Sulphur on 24/6/2020 at 05:47
I'm gonna quote a spiel from noted philosophist, sage, and overall wise person Steven Wilson: 'Once we've made sense of our world, we wanna go fuck up everybody else's because his or her truth doesn't match mine. But this is the problem. Truth is individual calculation. Which means because we all have different perspectives, there isn't one singular truth, is there?'
All right, jokes aside, just to clarify: I think that's a very down to earth take on the phenomenologist equation, which is something I read up on only because I saw Dark Star when I was a teenager and it tickled me hard. (Anyone who hasn't seen Dark Star -- well, it's not aged well, but it's still got one of the best endings to a sci-fi comedy known to man/). I don't think knowledge of the interrelated processes of your consciousness and what they are necessarily allows you to control it - you can attempt to tweak it, but control is... we've evolved as creatures of instinct with a fundamental fight-or-flight system that deals with short-term threat management first and foremost, and we're not great at long-term modification of the way we work. Perhaps we're on the way to it as we're still evolving, but it's a long way off.
You're also going to run against the Ship of Theseus problem eventually once you start talking about strapping on different things into your psyche via technology, but that's very firmly a sci-fi issue as of today.
Sulphur on 24/6/2020 at 09:16
The spirit of that quote is in understanding that your perspective doesn't apply to everyone because they're different from you, and that applies to how they're going to react to what you perceive as 'truth', too. It's not meant to be used as some form of reductionism. Also, context: I put it in as a joke because it's a song lyric from an album about Trump's relationship with truth, it's not exactly a deeply philosophical statement.
Anyway, this is veering off-course so I've got nothing more to say about that here; I'm more interested in how dema's cybereal analogues work out.
demagogue on 24/6/2020 at 09:38
I should clarify, it doesn't really have anything to do with being plugged into anything, and it may be an unhelpful distraction to mention it.
It's just, people intuitively understand when they're plugged into something that there's code at the bottom of it. But they don't think that way when it's just their vanilla consciousness, which is what I really wanted to focus on. One is just a good entryway into the other.
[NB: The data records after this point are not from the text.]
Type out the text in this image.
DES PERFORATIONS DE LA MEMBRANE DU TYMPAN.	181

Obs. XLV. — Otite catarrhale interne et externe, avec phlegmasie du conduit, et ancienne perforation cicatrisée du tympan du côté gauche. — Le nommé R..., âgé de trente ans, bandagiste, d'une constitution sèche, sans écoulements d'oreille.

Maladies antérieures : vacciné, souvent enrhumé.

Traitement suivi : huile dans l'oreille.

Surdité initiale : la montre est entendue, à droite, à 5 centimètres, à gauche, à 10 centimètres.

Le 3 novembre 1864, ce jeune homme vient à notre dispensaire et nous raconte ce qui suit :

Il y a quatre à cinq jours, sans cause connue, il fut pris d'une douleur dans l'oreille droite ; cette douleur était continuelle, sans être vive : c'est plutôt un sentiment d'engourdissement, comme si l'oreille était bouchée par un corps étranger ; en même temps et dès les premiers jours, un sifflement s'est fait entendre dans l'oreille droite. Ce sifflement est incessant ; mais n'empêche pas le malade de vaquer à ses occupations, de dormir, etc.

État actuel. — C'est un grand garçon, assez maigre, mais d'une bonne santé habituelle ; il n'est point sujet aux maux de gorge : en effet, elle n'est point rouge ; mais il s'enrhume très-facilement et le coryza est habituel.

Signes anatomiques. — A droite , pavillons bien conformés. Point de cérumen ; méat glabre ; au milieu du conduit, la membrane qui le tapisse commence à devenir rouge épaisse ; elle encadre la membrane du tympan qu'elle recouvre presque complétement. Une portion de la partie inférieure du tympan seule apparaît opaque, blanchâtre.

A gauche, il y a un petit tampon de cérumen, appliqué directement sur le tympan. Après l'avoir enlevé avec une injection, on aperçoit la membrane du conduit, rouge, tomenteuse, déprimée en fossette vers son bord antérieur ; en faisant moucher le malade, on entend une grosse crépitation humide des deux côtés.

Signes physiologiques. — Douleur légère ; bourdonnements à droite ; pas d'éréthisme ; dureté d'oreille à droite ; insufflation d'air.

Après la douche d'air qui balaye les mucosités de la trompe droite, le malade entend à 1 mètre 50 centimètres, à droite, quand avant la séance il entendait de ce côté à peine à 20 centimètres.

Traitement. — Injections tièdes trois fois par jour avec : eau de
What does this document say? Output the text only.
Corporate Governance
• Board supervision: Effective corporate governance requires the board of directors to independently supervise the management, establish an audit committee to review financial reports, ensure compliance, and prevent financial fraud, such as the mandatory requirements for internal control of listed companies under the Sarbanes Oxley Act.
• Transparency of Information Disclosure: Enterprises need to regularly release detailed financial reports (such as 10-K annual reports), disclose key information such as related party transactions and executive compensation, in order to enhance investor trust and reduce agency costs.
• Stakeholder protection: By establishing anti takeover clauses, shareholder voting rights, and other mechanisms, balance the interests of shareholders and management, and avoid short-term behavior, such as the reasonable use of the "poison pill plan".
The reference to phenomenology (& with it existentialism) fits pretty well though. I think of this like next gen existentialism. I think it's friendly to the idea that people can have their own understandings and values they live by. But it also plays to the idea that when you experience something, it isn't just your personal experience. Other people might not be able to access it, but it's a real part of the universe, something people should take responsibility for.
Well, one of these days I'll write a manifesto, and I'll explain it all there. It'd go a long way to explain my thoughts about a question like "who are you?"